Parameter Type Default Description
X np.ndarray --- Design matrix \((NT \times K)\)
residuals np.ndarray --- Residuals \((NT,)\)
entity_index np.ndarray --- Entity identifiers \((NT,)\)
time_index np.ndarray --- Time identifiers \((NT,)\)
small_sample_correction bool True Apply \(n/(n-k)\) correction

Returns: np.ndarray --- Covariance matrix \((K \times K)\)

Comparing with Driscoll-Kraay

from panelbox.standard_errors import SpatialHAC, DriscollKraayComparison, driscoll_kraay
import numpy as np

# Spatial HAC
shac = SpatialHAC.from_coordinates(coords, spatial_cutoff=100.0)
V_shac = shac.compute(X, residuals, entity_index, time_index)
se_shac = np.sqrt(np.diag(V_shac))

# Driscoll-Kraay
dk_result = driscoll_kraay(X, residuals, time_index, max_lags=3)
se_dk = dk_result.std_errors

# Compare
comparison = DriscollKraayComparison.compare(se_shac, se_dk, param_names=["x1", "x2"])
print(comparison)

Spatial HAC vs Driscoll-Kraay

Feature Spatial HAC Driscoll-Kraay
Spatial correlation Distance-based decay Uniform (all entities)
Requires coordinates Yes No
Handles distance decay Yes No
Computational cost \(O(N^2 T^2)\) \(O(NT \cdot T)\)
Best for Regional data with coordinates Panels with common shocks

Comparing with Standard SE Types

comparison = shac.compare_with_standard_errors(X, residuals, entity_index, time_index)

print(f"OLS SE:        {comparison['se_ols']}")
print(f"White SE:      {comparison['se_white']}")
print(f"Spatial HAC:   {comparison['se_hac']}")
print(f"HAC/OLS ratio: {comparison['se_ratio_hac_ols']}")

Common Pitfalls

Pitfall 1: Wrong distance units

The spatial_cutoff must be in the same units as the distance matrix.

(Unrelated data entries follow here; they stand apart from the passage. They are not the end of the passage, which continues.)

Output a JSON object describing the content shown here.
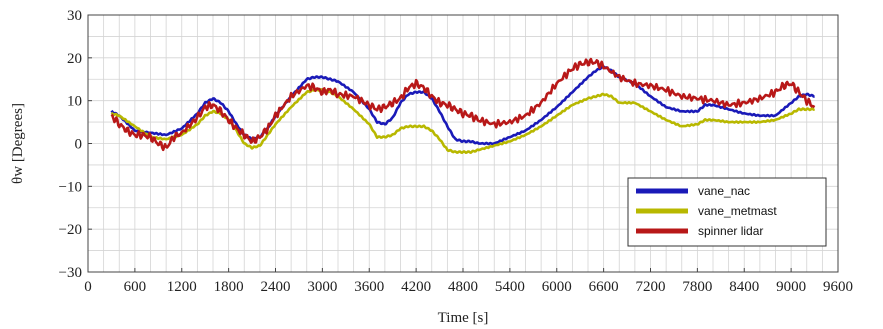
{
  "chart_data": {
    "type": "line",
    "title": "",
    "xlabel": "Time [s]",
    "ylabel": "θw [Degrees]",
    "xlim": [
      0,
      9600
    ],
    "ylim": [
      -30,
      30
    ],
    "xticks": [
      0,
      600,
      1200,
      1800,
      2400,
      3000,
      3600,
      4200,
      4800,
      5400,
      6000,
      6600,
      7200,
      7800,
      8400,
      9000,
      9600
    ],
    "yticks": [
      -30,
      -20,
      -10,
      0,
      10,
      20,
      30
    ],
    "grid": true,
    "legend": "lower-right",
    "series": [
      {
        "name": "vane_nac",
        "color": "#1a1ab8",
        "x": [
          300,
          400,
          600,
          800,
          1000,
          1200,
          1400,
          1500,
          1600,
          1700,
          1800,
          1900,
          2000,
          2100,
          2200,
          2300,
          2400,
          2600,
          2800,
          2900,
          3000,
          3100,
          3200,
          3400,
          3600,
          3700,
          3800,
          3900,
          4000,
          4100,
          4200,
          4300,
          4400,
          4500,
          4600,
          4700,
          4800,
          4900,
          5000,
          5200,
          5400,
          5600,
          5800,
          6000,
          6200,
          6400,
          6500,
          6600,
          6700,
          6800,
          7000,
          7200,
          7400,
          7600,
          7800,
          7900,
          8000,
          8200,
          8400,
          8600,
          8800,
          9000,
          9100,
          9200,
          9300
        ],
        "values": [
          7.5,
          6.5,
          3.0,
          2.5,
          2.0,
          3.5,
          7.0,
          9.5,
          10.5,
          9.5,
          7.5,
          4.5,
          2.0,
          1.0,
          1.5,
          3.5,
          6.5,
          11.0,
          15.0,
          15.5,
          15.5,
          15.0,
          14.5,
          12.0,
          8.0,
          5.0,
          4.5,
          6.0,
          9.5,
          11.5,
          12.0,
          12.0,
          10.5,
          7.5,
          4.0,
          1.0,
          0.5,
          0.5,
          0.0,
          0.0,
          1.5,
          3.0,
          5.5,
          8.5,
          12.0,
          15.5,
          17.0,
          18.0,
          17.0,
          15.5,
          14.0,
          11.0,
          8.5,
          7.5,
          7.5,
          9.0,
          9.0,
          8.0,
          7.0,
          6.5,
          6.5,
          9.5,
          11.0,
          11.5,
          11.0
        ]
      },
      {
        "name": "vane_metmast",
        "color": "#b8b800",
        "x": [
          300,
          400,
          600,
          800,
          1000,
          1200,
          1400,
          1500,
          1600,
          1700,
          1800,
          1900,
          2000,
          2100,
          2200,
          2300,
          2400,
          2600,
          2800,
          2900,
          3000,
          3100,
          3200,
          3400,
          3600,
          3700,
          3800,
          3900,
          4000,
          4100,
          4200,
          4300,
          4400,
          4500,
          4600,
          4700,
          4800,
          4900,
          5000,
          5200,
          5400,
          5600,
          5800,
          6000,
          6200,
          6400,
          6500,
          6600,
          6700,
          6800,
          7000,
          7200,
          7400,
          7600,
          7800,
          7900,
          8000,
          8200,
          8400,
          8600,
          8800,
          9000,
          9100,
          9200,
          9300
        ],
        "values": [
          7.0,
          6.5,
          4.0,
          1.5,
          1.0,
          2.0,
          4.5,
          6.5,
          7.5,
          7.0,
          5.5,
          3.0,
          0.0,
          -1.0,
          -0.5,
          2.0,
          4.5,
          8.5,
          12.0,
          12.5,
          12.5,
          12.0,
          11.0,
          8.0,
          4.5,
          1.5,
          1.5,
          2.0,
          3.5,
          4.0,
          4.0,
          4.0,
          3.0,
          1.0,
          -1.5,
          -2.0,
          -2.0,
          -2.0,
          -1.5,
          -0.5,
          0.5,
          2.0,
          4.0,
          6.5,
          9.0,
          10.5,
          11.0,
          11.5,
          11.0,
          9.5,
          9.5,
          7.5,
          5.5,
          4.0,
          4.5,
          5.5,
          5.5,
          5.0,
          5.0,
          5.0,
          5.5,
          7.0,
          8.0,
          8.0,
          8.0
        ]
      },
      {
        "name": "spinner lidar",
        "color": "#b81818",
        "x": [
          300,
          400,
          500,
          600,
          700,
          800,
          900,
          1000,
          1100,
          1200,
          1400,
          1500,
          1600,
          1700,
          1800,
          1900,
          2000,
          2100,
          2200,
          2300,
          2400,
          2600,
          2800,
          2900,
          3000,
          3100,
          3200,
          3400,
          3600,
          3700,
          3800,
          3900,
          4000,
          4100,
          4200,
          4300,
          4400,
          4500,
          4600,
          4700,
          4800,
          4900,
          5000,
          5200,
          5400,
          5600,
          5800,
          6000,
          6200,
          6300,
          6400,
          6500,
          6600,
          6800,
          7000,
          7200,
          7400,
          7600,
          7800,
          8000,
          8200,
          8400,
          8600,
          8800,
          8900,
          9000,
          9100,
          9200,
          9300
        ],
        "values": [
          6.5,
          4.5,
          3.0,
          2.0,
          2.0,
          1.5,
          0.0,
          -1.0,
          1.5,
          2.5,
          6.0,
          8.5,
          9.0,
          7.5,
          5.5,
          3.5,
          2.0,
          0.5,
          1.5,
          3.5,
          6.5,
          11.0,
          13.5,
          13.0,
          12.0,
          12.5,
          11.5,
          11.0,
          9.0,
          8.0,
          8.5,
          9.5,
          10.5,
          13.0,
          14.0,
          13.0,
          11.0,
          9.5,
          9.0,
          8.0,
          7.0,
          6.5,
          5.5,
          4.5,
          5.0,
          6.5,
          9.5,
          14.0,
          17.5,
          18.5,
          19.0,
          19.0,
          18.0,
          15.5,
          14.0,
          13.5,
          12.5,
          11.0,
          10.5,
          10.0,
          9.0,
          9.5,
          10.5,
          12.0,
          13.5,
          14.0,
          12.0,
          10.0,
          8.5
        ]
      }
    ]
  }
}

For haversine, distances are in kilometers. For euclidean, they are in the same units as the coordinates.

Pitfall 2: Cutoff too large or too small

A cutoff that is too small ignores genuine spatial correlation. A cutoff that is too large includes noise. Always perform a sensitivity analysis by varying the cutoff.

Pitfall 3: Unbalanced panels

The estimator works with unbalanced panels but warns if \(n \neq N \times T\). Severe imbalance can affect performance.

Pitfall 4: Large panels

The double loop over all observation pairs makes computation \(O(N^2 T^2)\). For panels with thousands of entities, consider approximations or limiting the spatial cutoff to reduce computation.

See Also

References

  • Conley, T. G. (1999). GMM estimation with cross sectional dependence. Journal of Econometrics, 92(1), 1-45.
  • Hsiang, S. M. (2010). Temperatures and cyclones strongly associated with economic production in the Caribbean and Central America. Proceedings of the National Academy of Sciences, 107(35), 15367-15372.
  • Colella, F., Lalive, R., Sakalli, S. O., & Thoenig, M. (2019). Inference with arbitrary clustering. IZA Discussion Paper No. 12584.
  • Conley, T. G., & Molinari, F. (2007). Spatial correlation robust inference with errors in location or distance. Journal of Econometrics, 140(1), 76-96.